Ilet refused however and said, 'I shall not take you, for when I warned you that the man was bad you laughed and said he was small.'
The elephant cried out again and begged to be taken to heaven as he was on the point of death. But Ilet only replied 'die by yourself'. And the elephant died and the man became great in all the land.

==Places of worship==
The Kalenjin traditionally did not build a structure for worship, "as it was felt that this would have reduced His power and would have limited it to a particular building".
They did, however, have three main places of traditional worship.

===Kaapkoros===
Kaapkoros was the name for a hilltop set aside for worship by the Kalenjin. Kaapkoros was the Kipsigis term for it and derived from kaap meaning "the place of" and koros meaning "gift". Koros is also the indefinite form of korosyot, a bush which is a mild plant and gives off a pleasant odour when burned. When the Kalenjin or the various sections would settle at a place, one hilltop would be set aside for worship. As the tribe expanded and people moved further away from this point, other hilltops would be set aside as being sacred. Evidently, the first kaapkoros took place very soon after the Kalenjin settled in Kenya—or even long before that time.
People gathered on average once a year at kaapkoros, where worship would be led by the priests, known as Tisiik.

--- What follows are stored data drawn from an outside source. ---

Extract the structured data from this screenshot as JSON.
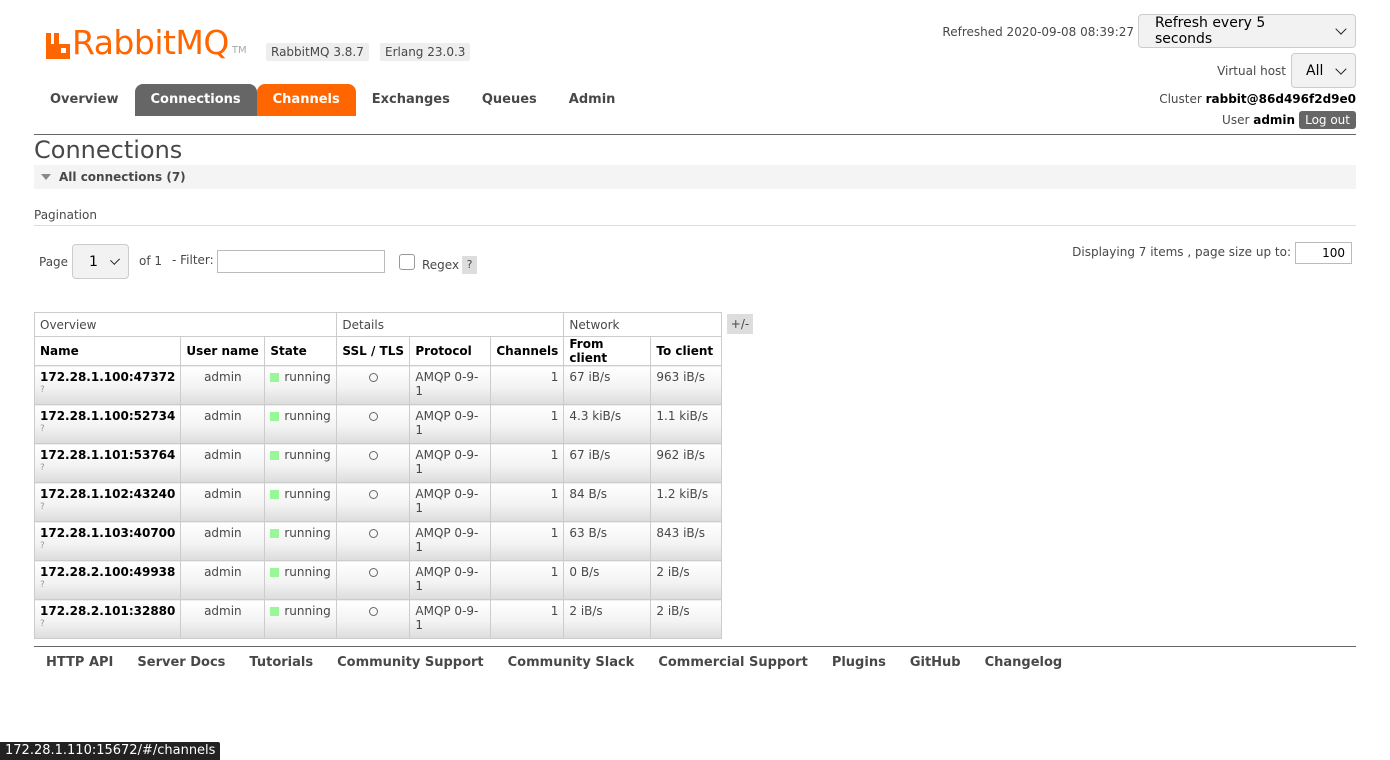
{
  "header": {
    "brand": "RabbitMQ",
    "trademark": "TM",
    "version": "RabbitMQ 3.8.7",
    "erlang": "Erlang 23.0.3",
    "refreshed": "Refreshed 2020-09-08 08:39:27",
    "refresh_select": "Refresh every 5 seconds",
    "vhost_label": "Virtual host",
    "vhost_value": "All",
    "cluster_label": "Cluster",
    "cluster_name": "rabbit@86d496f2d9e0",
    "user_label": "User",
    "user_name": "admin",
    "logout": "Log out",
    "brand_color": "#ff6600"
  },
  "nav": {
    "tabs": [
      "Overview",
      "Connections",
      "Channels",
      "Exchanges",
      "Queues",
      "Admin"
    ],
    "selected": "Connections",
    "hovered": "Channels"
  },
  "main": {
    "title": "Connections",
    "section": "All connections (7)",
    "pagination_label": "Pagination",
    "page_label": "Page",
    "page_value": "1",
    "of_label": "of 1",
    "filter_label": "- Filter:",
    "filter_value": "",
    "regex_label": "Regex",
    "help": "?",
    "displaying": "Displaying 7 items , page size up to:",
    "page_size": "100",
    "toggle_columns": "+/-"
  },
  "table": {
    "groups": [
      "Overview",
      "Details",
      "Network"
    ],
    "columns": [
      "Name",
      "User name",
      "State",
      "SSL / TLS",
      "Protocol",
      "Channels",
      "From client",
      "To client"
    ],
    "rows": [
      {
        "name": "172.28.1.100:47372",
        "q": "?",
        "user": "admin",
        "state": "running",
        "protocol": "AMQP 0-9-1",
        "channels": "1",
        "from": "67 iB/s",
        "to": "963 iB/s"
      },
      {
        "name": "172.28.1.100:52734",
        "q": "?",
        "user": "admin",
        "state": "running",
        "protocol": "AMQP 0-9-1",
        "channels": "1",
        "from": "4.3 kiB/s",
        "to": "1.1 kiB/s"
      },
      {
        "name": "172.28.1.101:53764",
        "q": "?",
        "user": "admin",
        "state": "running",
        "protocol": "AMQP 0-9-1",
        "channels": "1",
        "from": "67 iB/s",
        "to": "962 iB/s"
      },
      {
        "name": "172.28.1.102:43240",
        "q": "?",
        "user": "admin",
        "state": "running",
        "protocol": "AMQP 0-9-1",
        "channels": "1",
        "from": "84 B/s",
        "to": "1.2 kiB/s"
      },
      {
        "name": "172.28.1.103:40700",
        "q": "?",
        "user": "admin",
        "state": "running",
        "protocol": "AMQP 0-9-1",
        "channels": "1",
        "from": "63 B/s",
        "to": "843 iB/s"
      },
      {
        "name": "172.28.2.100:49938",
        "q": "?",
        "user": "admin",
        "state": "running",
        "protocol": "AMQP 0-9-1",
        "channels": "1",
        "from": "0 B/s",
        "to": "2 iB/s"
      },
      {
        "name": "172.28.2.101:32880",
        "q": "?",
        "user": "admin",
        "state": "running",
        "protocol": "AMQP 0-9-1",
        "channels": "1",
        "from": "2 iB/s",
        "to": "2 iB/s"
      }
    ],
    "state_color": "#98f898"
  },
  "footer": {
    "links": [
      "HTTP API",
      "Server Docs",
      "Tutorials",
      "Community Support",
      "Community Slack",
      "Commercial Support",
      "Plugins",
      "GitHub",
      "Changelog"
    ]
  },
  "statusbar": "172.28.1.110:15672/#/channels"
}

===Mabwaita or Korosyoot===
Mabwaita is a term used by the Kipsigis section for the family altar or prayer tree which was positioned to the east of the house as one exited from the door. The Nandi and Keiyo sections called it korosyoot. This was a duplicate of the one at kaapkoros and was the centre for worship and ceremonies connected with the home and family.

The father of the home officiated for some ceremonies, such as those that involved his own family. Ceremonies involving more than one family, such as initiation and marriage rites, required a priest to officiate. Children of the families which needed his services would go to the home of the priest and ask him to come. In return, each family paid him a lamb or goat for his services.

===Sach ooraan/Kimwocho===
Sach ooraan is a Kalenjin term used for the intersection of two or more paths or roads. Sach ang'wan is used for the place where four paths or roads branch off.

Years ago when a crossroad was being used for a ceremony or practice, it was considered to be a shrine. It was remembered ever afterwards that the spot had been used for the removal of something bad. Children were not allowed to go near a shrine at an intersection. Casting a leaf at sach ooraan was a form of prayer to Asis to drive away disease.

==Resurgence==
Asissian religion declined during the British colonial period in Kenya. This decline has recently been reversed by renewed interest in Kallejin traditions, culture and social norms and more and more Kallejins are now embracing their true religion.